Iolaus sighed. "Forget it." 

"Gladly," Autolycus said. "So?" 

"'So'? What 'so'?" 

"Don't make me ask again. I'll never get it right this time." 

"Oh, that." 

"Yeah. That." 

"You're fucking drunk," Iolaus snapped. "You can barely lace up your own boots, much less break into the Athens Travelling Museum--" 

"Shows what you know," Autolycus said. "I've pulled some of my best jobs while halfway to Elysia." 

Iolaus hesitated, mouth open. Autolycus pressed, "Do I or do I not have a point? It's all about the technique. Seeing me-- you-- in action...." 

He trailed off, and Iolaus sighed again. "You do have a point. I'm just saying that--" 

Autolycus brightened. "You're in? I knew you'd be in." 

"I," Iolaus said, "am not in. I am beginning to wade in. I'm vaguely in. I'm in with serious reservations." 

"You don't need 'em. It's not an official event. Far as I know, we're the only ones that thought of it." 

"That's not what I meant." 

"It isn't?" 

"No." 

"What did you mean?" 

"You know, it's the damnedest thing. I haven't the faintest idea." 

"Oh," Autolycus said. "Good." He stared up at Iolaus, for a brief moment certain that he was just going to take one last step forward and lean over, and-- 

And then Iolaus shook his head and asked, "Are you always like this when you're drunk?" 

"No," Autolycus said, standing, "sometimes I'm passed out. Let's go, shall we? Places to go, things to steal, and all that sort." 

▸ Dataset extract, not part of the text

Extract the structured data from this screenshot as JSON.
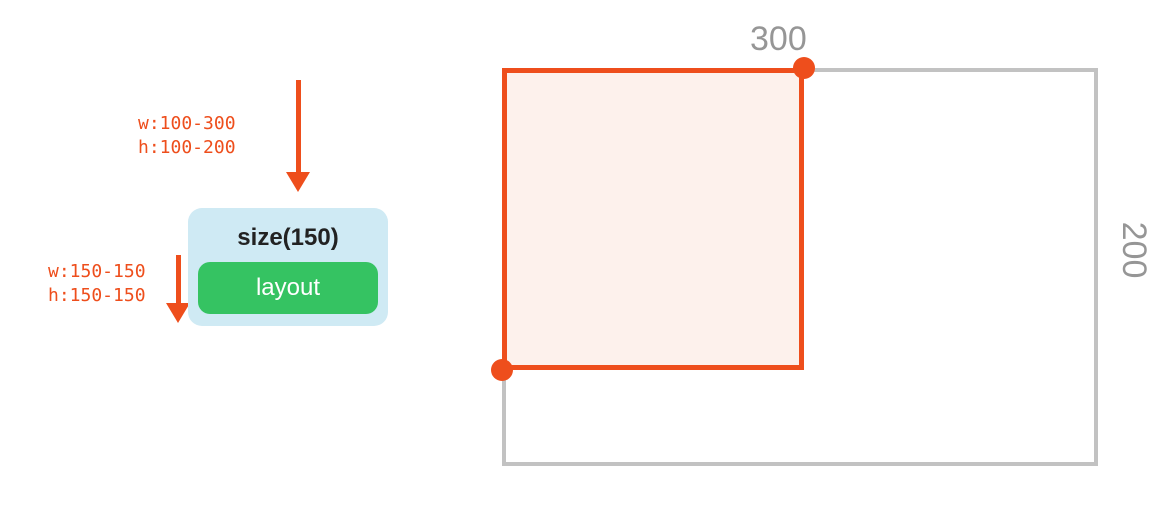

He walked over to the window and jumped out. Grumbling to himself, Iolaus followed. 

End Part 5 

_Feedback: It's better than sex, if you do it right. If you don't believe me, then you clearly need more practice._


	7. Chapter 6

"Half A Life" (6/11)  
by Maya Tawi 

_"Never said I wanted anything to do with you  
Now you're coming back to me like you got something to prove"  
-The Butchies_

"I don't get it," Glaphyra said. 

She stood in the dungeon, staring into the old man's cell as the castle torturers did their jobs. Her blond hair was pulled back tightly from her face, save for a few braided strands that hung loose, and she wore not a uniform but her ordinary fighting leathers. Members of the Conqueror's elite army were only required to wear what they felt most comfortable in. 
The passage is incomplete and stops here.